Jimmy Buffett and a devotion to Parrothead culture lured Chip and Katie Beeman to move from Oregon to Florida nearly a decade ago.
But an Italian sandwich, specifically one sold at the Main Bar and Sandwich Shop in downtown Sarasota, got the couple to stay. They loved the Italian and the place that served it so much, actually, that they bought the joint.
The Beemans, who ran three Subways in Portland, Ore., for nine years, now find themselves in an unusual spot: They own two of the most prominent eateries in town at two of the busiest intersections.
One is the Main Bar, near Main Street and U.S. 301, which they bought in 2004. The other is Pastry Art, on Main Street and Lemon Avenue, which the couple bought in May. The Beemans also own Katie’s Café on State Road 70 in east Manatee County. Chip Beeman declines to say what he and his wife paid for the restaurants, or what each location does in annual sales, though he says the trio is growing.
Still, owning three restaurants through the recession can be dicey. Beeman, however, says he survived, and thrived, through an undying commitment to consistency that can be replicated in any business that sells different variations of the same product.
“Consistency,” says Beeman, “is a word I use a lot.”
The Main Bar, for example, sells at least 100 Italians every day. The sandwich, on a toasted bun, is made with salami, ham, provolone cheese, tomatoes, chopped peppers, onions and a Main Bar-exclusive blend of oil, garlic and spices.
Beeman learned the value of uniformity in the chaos of a busy restaurant while at Subway. A mentor there taught Beeman that consistency with everything that goes in and out is the only way to build long-term success.
“I learned to look at each line item,” says Beeman. “There are so many items that come into a restaurant.”
The lessons took. The first Subway the Beemans bought, in fact, grew into the No. 1 store in the Portland region in sales, out of 160 locations. But the couple sought to exit the Northwest in the early 2000s. They wanted to get away from the rainy cold months, and, says Beeman, they wanted to forgo a business like Subway dominated by teen employees who can be unreliable, unpredictable and rather inconsistent.
They chose Florida for the warmth and fond memories of a Jimmy Buffett concert they attended while on vacation years ago in Key West. They looked for a restaurant to buy in Clearwater first and, later, on Anna Maria Island. Then they heard about the opportunity to buy the Main Bar, which opened in 1958. They jumped on that.
Beeman says the Pastry Art opportunity was pretty similar, in that the chance to own a local institution outweighed the inherent industry risks. Beeman wrote a nine-page success strategy plan after he closed on the Pastry Art deal in May, and he refers to it nearly every day.
One move, for instance, was to force out homeless people known to congregate and smoke cigarettes around Pastry Art’s front door. He put up no smoking signs, and he bought new tables and chairs. Says Beeman: “It made them stop wanting to come here.”

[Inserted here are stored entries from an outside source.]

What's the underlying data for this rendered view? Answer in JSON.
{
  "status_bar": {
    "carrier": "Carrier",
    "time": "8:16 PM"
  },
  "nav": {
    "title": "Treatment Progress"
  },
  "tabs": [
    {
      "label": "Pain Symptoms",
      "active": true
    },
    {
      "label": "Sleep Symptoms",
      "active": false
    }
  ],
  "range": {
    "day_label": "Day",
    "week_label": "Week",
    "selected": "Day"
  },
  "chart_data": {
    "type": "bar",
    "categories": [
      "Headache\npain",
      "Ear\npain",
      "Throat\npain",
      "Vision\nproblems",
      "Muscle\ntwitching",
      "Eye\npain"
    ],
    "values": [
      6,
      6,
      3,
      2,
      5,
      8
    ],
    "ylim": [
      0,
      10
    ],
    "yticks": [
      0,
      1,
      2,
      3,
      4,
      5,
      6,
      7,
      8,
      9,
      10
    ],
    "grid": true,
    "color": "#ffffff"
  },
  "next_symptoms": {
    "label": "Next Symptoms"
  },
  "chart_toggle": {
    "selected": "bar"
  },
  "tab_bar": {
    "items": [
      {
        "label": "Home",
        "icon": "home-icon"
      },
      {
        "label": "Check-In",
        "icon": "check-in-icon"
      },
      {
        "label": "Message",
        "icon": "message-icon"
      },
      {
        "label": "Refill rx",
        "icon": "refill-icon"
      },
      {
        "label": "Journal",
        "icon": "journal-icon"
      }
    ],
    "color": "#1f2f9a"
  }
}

Beeman made a few other changes at Pastry Art. He added some Main Bar sandwiches to the menu, and he expanded the coffee selection. But while the empire grows, Beeman is determined to never lose sight of his consistent motto. That includes regularly encouraging employees to remain proactive about issues when he’s not around.
“I tell them to make a decision, even if it’s wrong,” Beeman says. “If it’s wrong, I’ll fix it.”